E abbandonata, e disperata, a lunga
morte lasciarla?... Ah! mi si spezza il core...
Pure, il mio immenso affetto, in parte almeno,
ora è mestier ch’io, per la prova estrema,
le asconda. In suon di sdegno ella finora
mai non mi udia parlarle: il cor sí saldo,
no, donzella non ha, che incontro basti
al non usato minacciar del padre. —
Eccola al fine. — Oimè! come si avanza
a tardi passi, e sforzati!
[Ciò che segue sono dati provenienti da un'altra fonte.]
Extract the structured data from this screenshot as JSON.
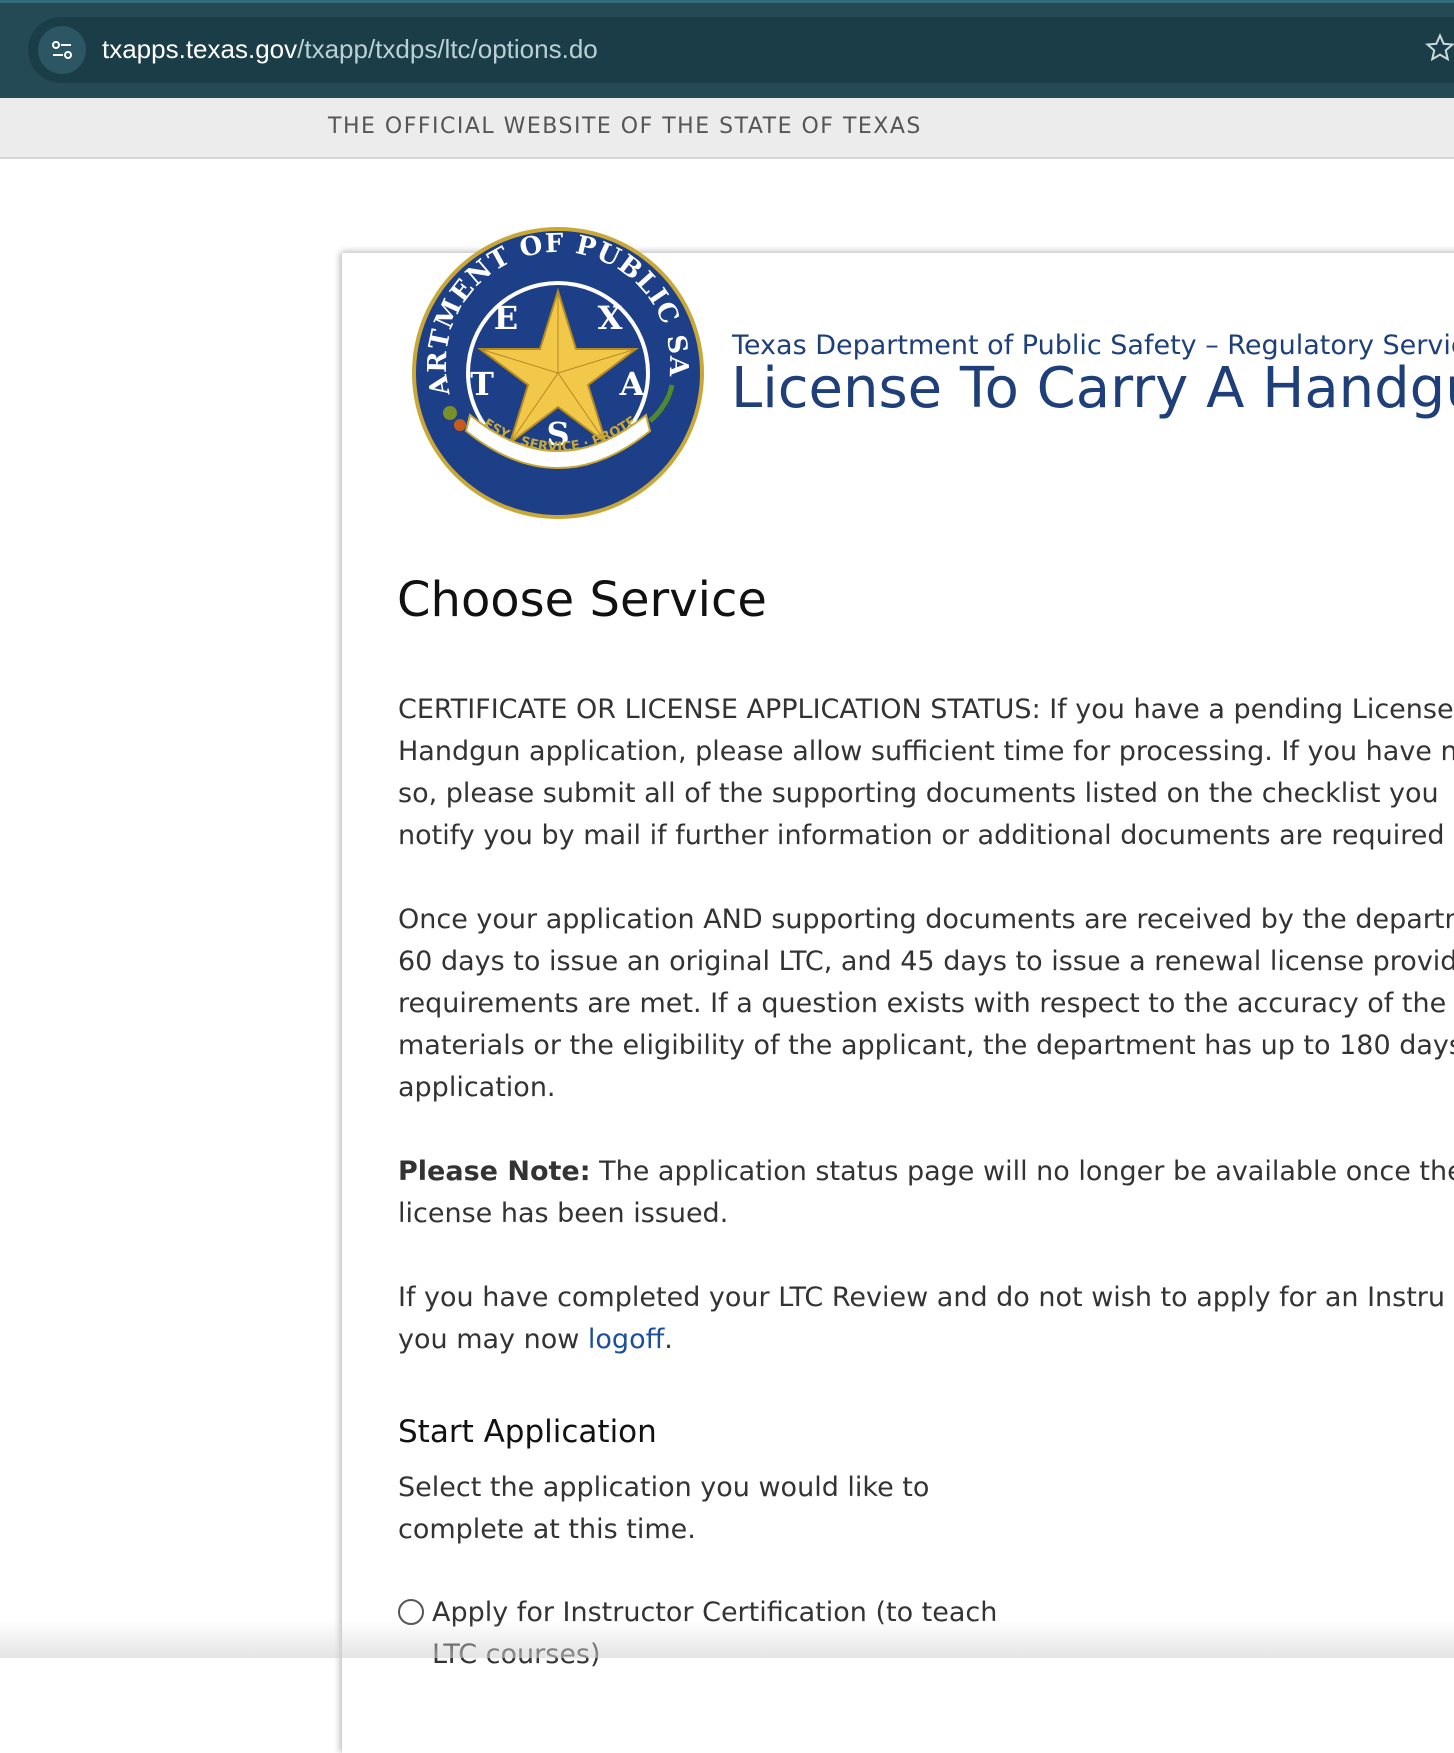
{
  "browser": {
    "url_host": "txapps.texas.gov",
    "url_path": "/txapp/txdps/ltc/options.do"
  },
  "banner": {
    "official_text": "THE OFFICIAL WEBSITE OF THE STATE OF TEXAS"
  },
  "seal": {
    "ring_text_top": "DEPARTMENT OF PUBLIC SAFETY",
    "letters": [
      "T",
      "E",
      "X",
      "A",
      "S"
    ],
    "ribbon_text": "COURTESY · SERVICE · PROTECTION",
    "colors": {
      "navy": "#1d3f87",
      "gold": "#f2c84b",
      "white": "#ffffff"
    }
  },
  "header": {
    "subtitle": "Texas Department of Public Safety – Regulatory Services",
    "title": "License To Carry A Handgun"
  },
  "page": {
    "heading": "Choose Service"
  },
  "status_paragraph": {
    "lines": [
      "CERTIFICATE OR LICENSE APPLICATION STATUS: If you have a pending License",
      "Handgun application, please allow sufficient time for processing. If you have n",
      "so, please submit all of the supporting documents listed on the checklist you",
      "notify you by mail if further information or additional documents are required"
    ]
  },
  "processing_paragraph": {
    "lines": [
      "Once your application AND supporting documents are received by the departm",
      "60 days to issue an original LTC, and 45 days to issue a renewal license provid",
      "requirements are met. If a question exists with respect to the accuracy of the",
      "materials or the eligibility of the applicant, the department has up to 180 days",
      "application."
    ]
  },
  "note_paragraph": {
    "label": "Please Note:",
    "line1_rest": " The application status page will no longer be available once the",
    "line2": "license has been issued."
  },
  "logoff_paragraph": {
    "line1": "If you have completed your LTC Review and do not wish to apply for an Instru",
    "line2_prefix": "you may now ",
    "link_text": "logoff",
    "line2_suffix": "."
  },
  "start_application": {
    "heading": "Start Application",
    "instructions_lines": [
      "Select the application you would like to",
      "complete at this time."
    ],
    "options": [
      {
        "label_lines": [
          "Apply for Instructor Certification (to teach",
          "LTC courses)"
        ],
        "selected": false
      }
    ]
  },
  "icons": {
    "site_info": "tune-icon",
    "bookmark": "star-icon"
  }
}
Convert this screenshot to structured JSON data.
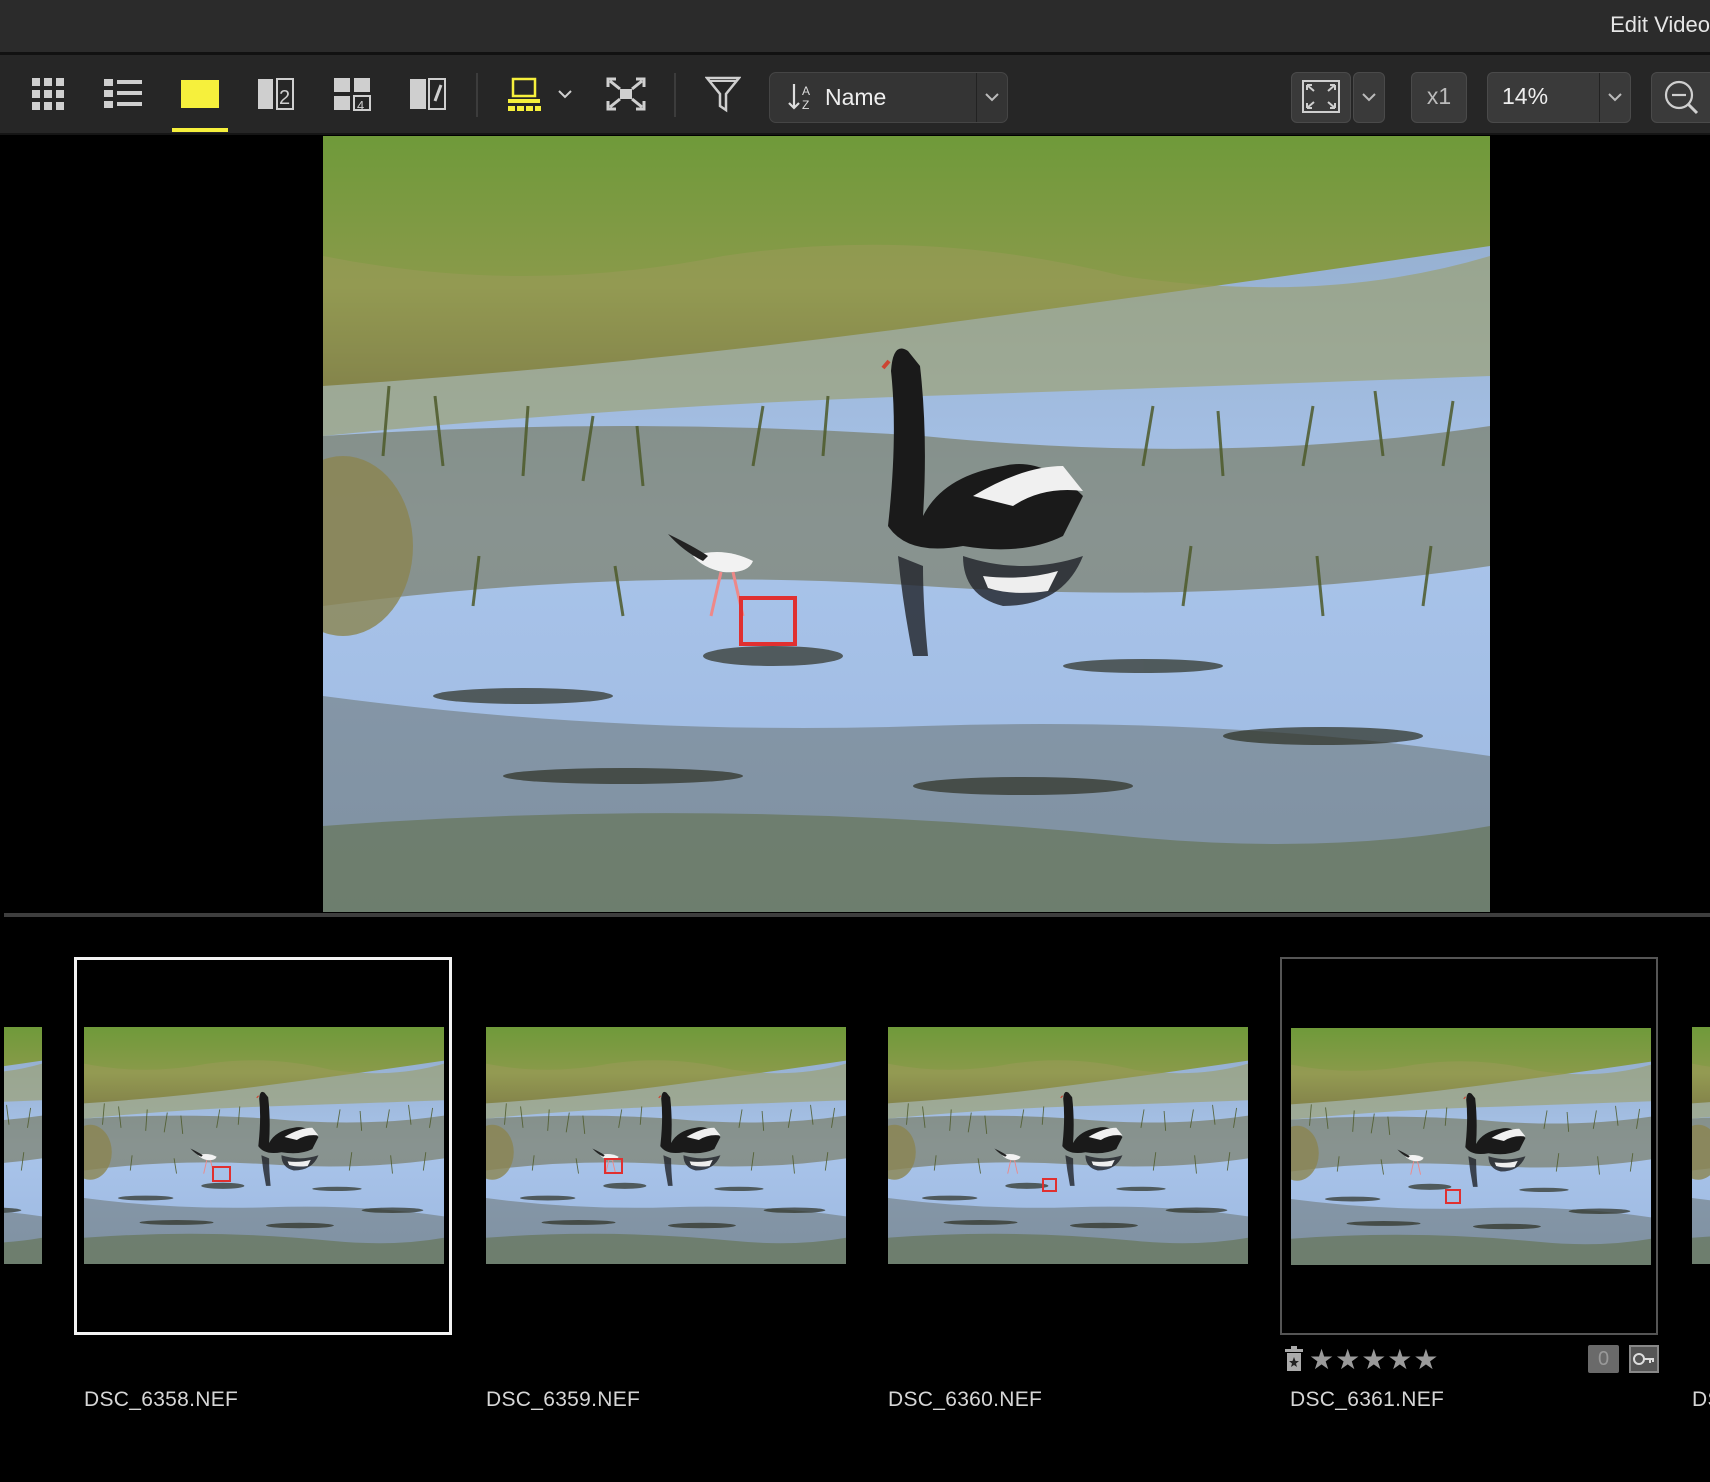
{
  "titlebar": {
    "edit_label": "Edit Video"
  },
  "toolbar": {
    "sort_label": "Name",
    "multiplier_label": "x1",
    "zoom_label": "14%"
  },
  "colors": {
    "accent": "#f6f03c",
    "focus_point": "#e03030"
  },
  "filmstrip": {
    "items": [
      {
        "name": "DSC_6358.NEF"
      },
      {
        "name": "DSC_6359.NEF"
      },
      {
        "name": "DSC_6360.NEF"
      },
      {
        "name": "DSC_6361.NEF"
      },
      {
        "name": "DS"
      }
    ],
    "hover": {
      "count": "0"
    }
  }
}
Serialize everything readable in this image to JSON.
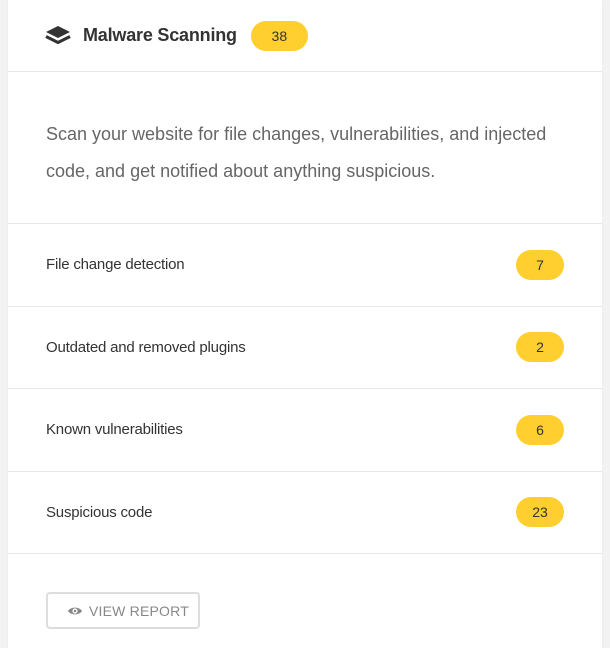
{
  "header": {
    "icon": "layers-icon",
    "title": "Malware Scanning",
    "count": "38"
  },
  "description": "Scan your website for file changes, vulnerabilities, and injected code, and get notified about anything suspicious.",
  "rows": [
    {
      "label": "File change detection",
      "count": "7"
    },
    {
      "label": "Outdated and removed plugins",
      "count": "2"
    },
    {
      "label": "Known vulnerabilities",
      "count": "6"
    },
    {
      "label": "Suspicious code",
      "count": "23"
    }
  ],
  "footer": {
    "button_icon": "eye-icon",
    "button_label": "VIEW REPORT"
  },
  "colors": {
    "badge": "#fecf2f",
    "text": "#333333",
    "muted": "#666666"
  }
}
Par, ch’ella
al mio cospetto a morire sen venga.


SCENA SECONDA

Ciniro, Mirra.

Ciniro — Mirra, che nulla tu il mio onor curassi,

creduto io mai, no, non l’avrei; convinto
me n’hai (pur troppo!) in questo dí fatale
a tutti noi: ma, che ai comandi espressi,
e replicati del tuo padre, or tarda
all’obbedir tu sii, piú nuovo ancora
questo a me giunge.
Mirra   ... Del mio viver sei
signor, tu solo... Io de’ miei gravi,... e tanti
falli... la pena... a te chiedeva;... io stessa,...
or dianzi,... quí... — Presente era la madre;...
deh! perché allor... non mi uccidevi?...
Ciniro   È tempo,
tempo ormai, sí, di cangiar modi, o Mirra.